On Friday, February 16, 2024, the Alabama Supreme Court issued an opinion in the case of LePage v. The Center for Reproductive Medicine [1] that affects Alabama hospitals, practices, and physicians practicing in vitro fertilization (IVF) and embryo management as well as patients who may be referred to this specialty or are undergoing current treatment.
Historically, the state of Alabama’s statutory law was that a child’s existence began at conception or fertilization without considering viability. The interpretation of the law, regardless of criminal or civil statutes, was a congruent approach that the term “child” was defined to include an “unborn child” in utero and a person who is under the age of majority. The Alabama Wrongful Death of a Minor Act [2] previously applied to children in utero and until they reached the age of majority as a means to seek punitive damages for the death of a child regardless of viability.
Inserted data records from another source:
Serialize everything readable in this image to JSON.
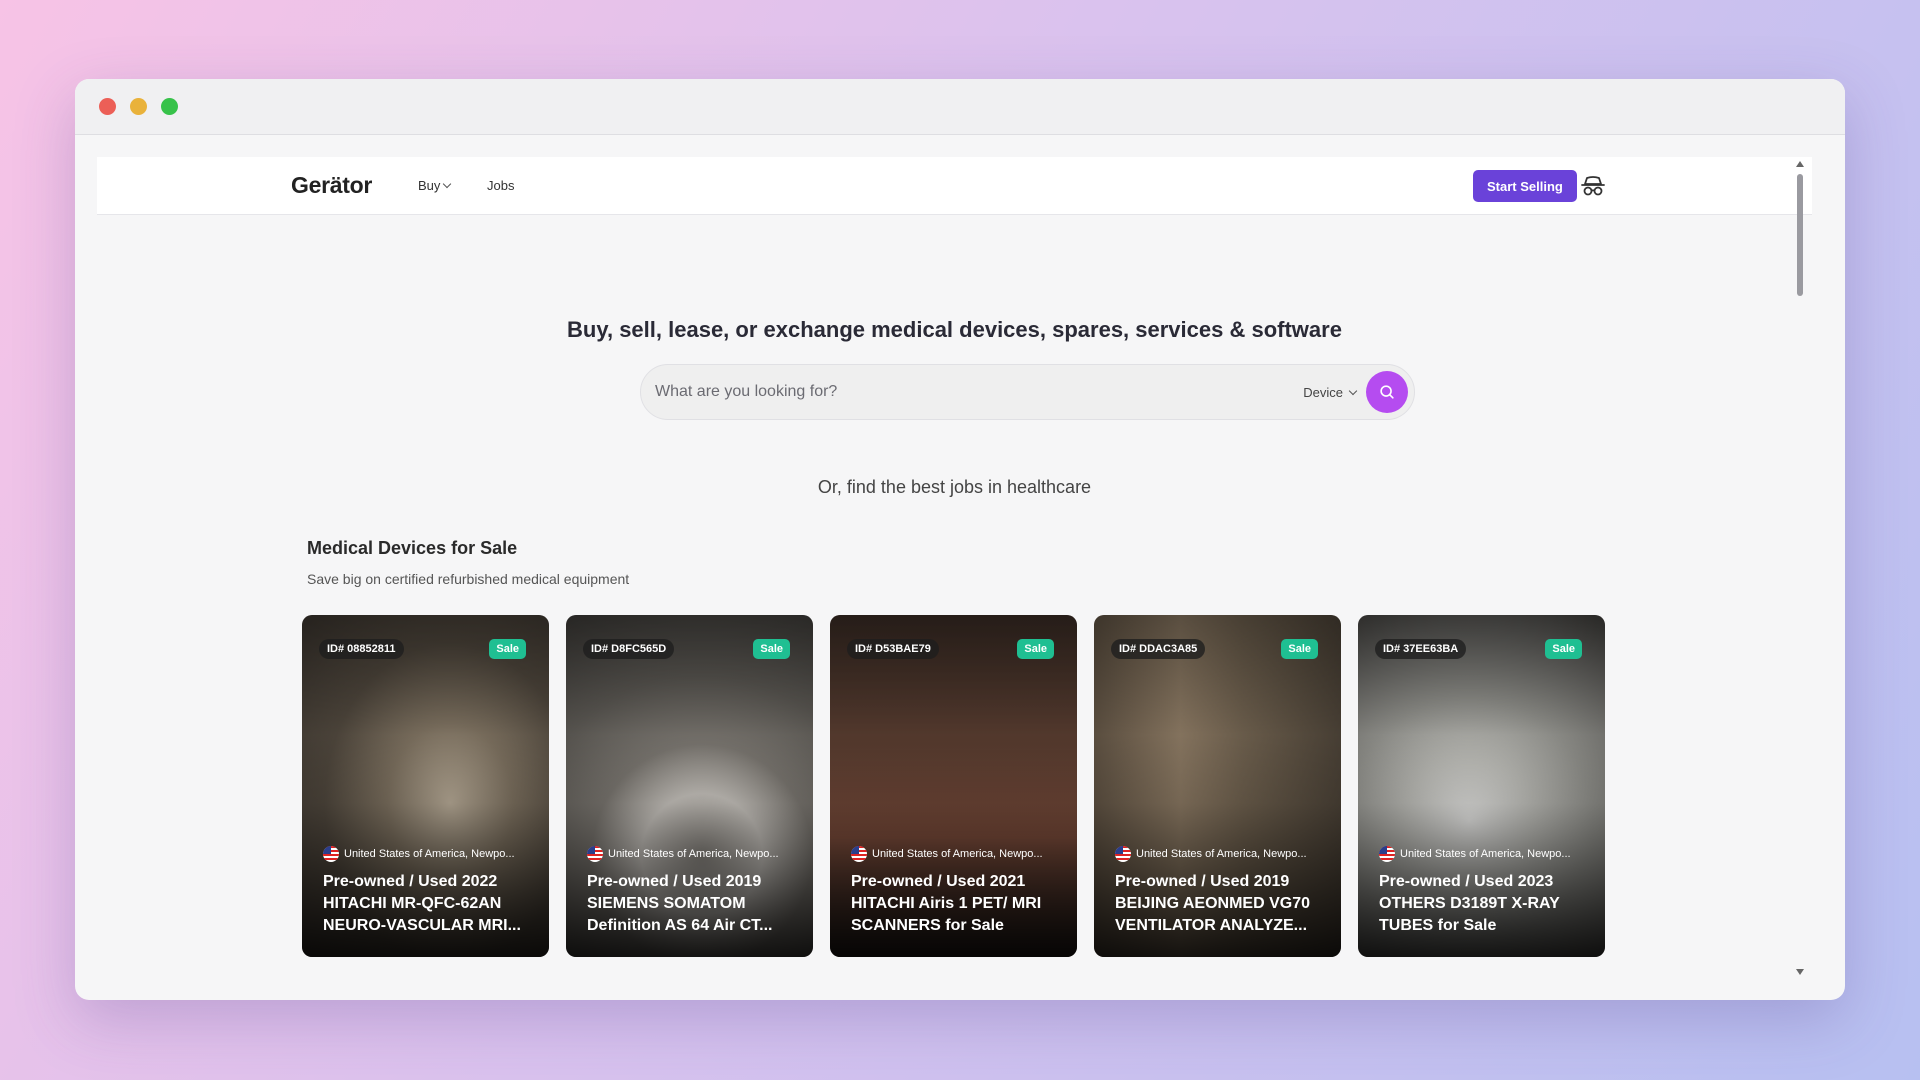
{
  "window": {
    "controls": [
      "close",
      "minimize",
      "maximize"
    ]
  },
  "navbar": {
    "logo": "Gerätor",
    "buy_label": "Buy",
    "jobs_label": "Jobs",
    "start_selling_label": "Start Selling",
    "incognito_icon": "incognito-icon",
    "accent_color": "#6a42d9"
  },
  "hero": {
    "title": "Buy, sell, lease, or exchange medical devices, spares, services & software",
    "search_placeholder": "What are you looking for?",
    "search_value": "",
    "category_selected": "Device",
    "search_button_color": "#b54cf0",
    "jobs_link": "Or, find the best jobs in healthcare"
  },
  "section": {
    "title": "Medical Devices for Sale",
    "subtitle": "Save big on certified refurbished medical equipment"
  },
  "cards": [
    {
      "id": "ID# 08852811",
      "badge": "Sale",
      "location": "United States of America, Newpo...",
      "title": "Pre-owned / Used 2022 HITACHI MR-QFC-62AN NEURO-VASCULAR MRI..."
    },
    {
      "id": "ID# D8FC565D",
      "badge": "Sale",
      "location": "United States of America, Newpo...",
      "title": "Pre-owned / Used 2019 SIEMENS SOMATOM Definition AS 64 Air CT..."
    },
    {
      "id": "ID# D53BAE79",
      "badge": "Sale",
      "location": "United States of America, Newpo...",
      "title": "Pre-owned / Used 2021 HITACHI Airis 1 PET/ MRI SCANNERS for Sale"
    },
    {
      "id": "ID# DDAC3A85",
      "badge": "Sale",
      "location": "United States of America, Newpo...",
      "title": "Pre-owned / Used 2019 BEIJING AEONMED VG70 VENTILATOR ANALYZE..."
    },
    {
      "id": "ID# 37EE63BA",
      "badge": "Sale",
      "location": "United States of America, Newpo...",
      "title": "Pre-owned / Used 2023 OTHERS D3189T X-RAY TUBES for Sale"
    }
  ],
  "colors": {
    "sale_badge": "#1fbf92"
  }
}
In this recent ruling, however, the court specifically examined frozen embryos in vitro and how they, too, would be considered children under the Act and how their loss could also allow for a wrongful-death claim. The court held that the Act’s provisions apply to “unborn children” regardless of location in vitro or in utero, thereby concluding that frozen embryos are covered under the Act.
Accordingly, Alabama law significantly changed as of Friday, February 16, 2024, and the changes currently remain in effect.
Current areas of risk to consider in Alabama:
There are a number of consequences from this recent ruling, so as more information and guidance become available, the Risk Management department will keep you updated.
[1] LePage v. Ctr. for Reprod. Med., P.C., No. SC-2022-0515, 2024 WL 656591 (Ala. Feb. 16, 2024).
[2] Ala. Code 1975 § 6-5-391.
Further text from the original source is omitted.